On peut dire que l’irresponsabilité de l’auteur est la dimension spirituelle de l’autorité. En quoi il faut bien entendre cette formule au sens éthique et non pas au sens moral. Je veux dire que la notion d’irresponsabilité est simplement l’envers de celle du don, au sens où l’on ne peut jamais donner qu’à ne pas être le sujet du don que, dès lors sans soi, on aura fait. Mais bien sûr on peut retourner la proposition en disant que la vraie responsabilité est celle de l’auteur par opposition à celle du sujet. C’est une question de point de vue – et cette dernière formulation sera acceptable si l’on oppose une responsabilité qui serait vraie et qui caractériserait les auteurs à une responsabilité qui serait réelle et qui caractériserait les sujets.
La dimension spirituelle de l’autorité, c’est donc que la responsabilité dont relève la donation du vrai ne soit pas réelle mais vraie, parce qu’on ne saurait disposer du vrai pour ensuite le donner. L’impossibilité qu’il soit jamais disponible (on pourrait même soutenir que son indisponibilité suffit à le définir, relativement à nous) c’est l’impossibilité qu’on veuille le donner, et par conséquent c’est l’impossibilité qu’on soit responsable du fait de l’avoir donné. On ne donne que sans soi, parfois malgré soi, parce qu’on ne peut vouloir donner que ce qui complèterait l’autre, alors que la question de la vérité qu’il aura été susceptible de recevoir sera celle de sa division. On ne se remet jamais du don qu’on peut nous avoir fait de la vérité, et pour cette raison il est impossible qu’on puisse à son tour vouloir la donner.

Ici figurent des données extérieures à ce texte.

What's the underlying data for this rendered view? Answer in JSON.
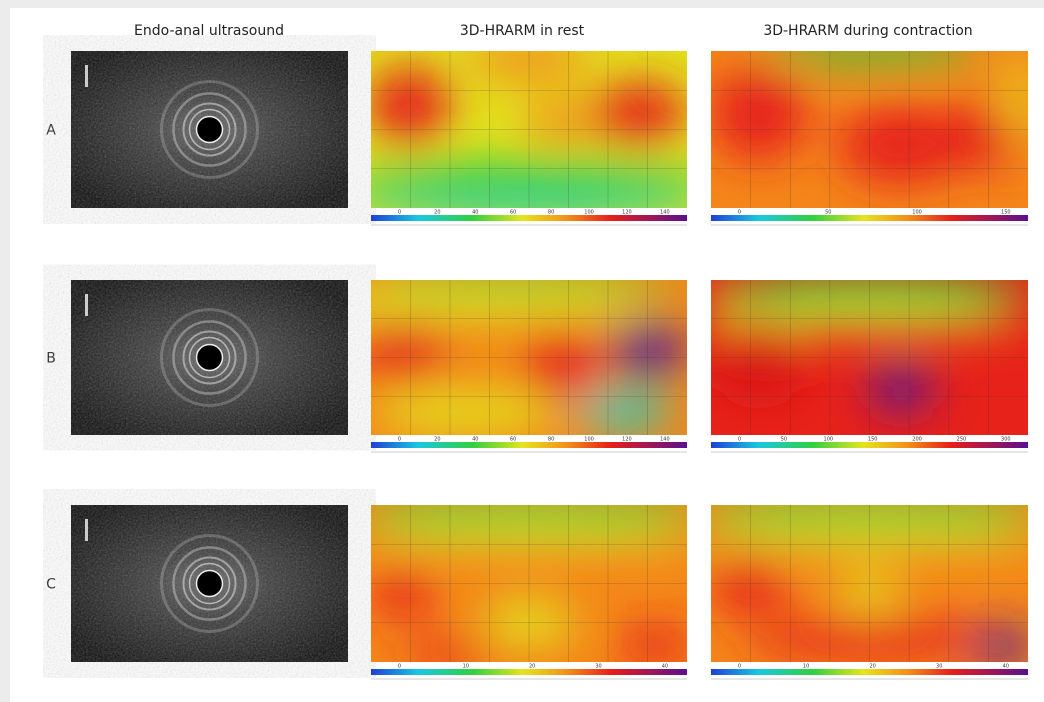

Cette impossibilité dont je parle est exactement la même, au sens pratique, que celle du nom qu’il est impossible de dire en première personne. Recevoir quelque chose qui soit fait de cette impossibilité, c’est être marqué, parce que c’est de l’impossibilité même qu’on sera affecté. Voilà le spirituel de l’autorité : que l’impossible produise un effet de division, et que le divisé soit par là même un distingué. Je donne ainsi la définition formelle de ce que c’est qu’être un auteur.
Je vous remercie de votre attention.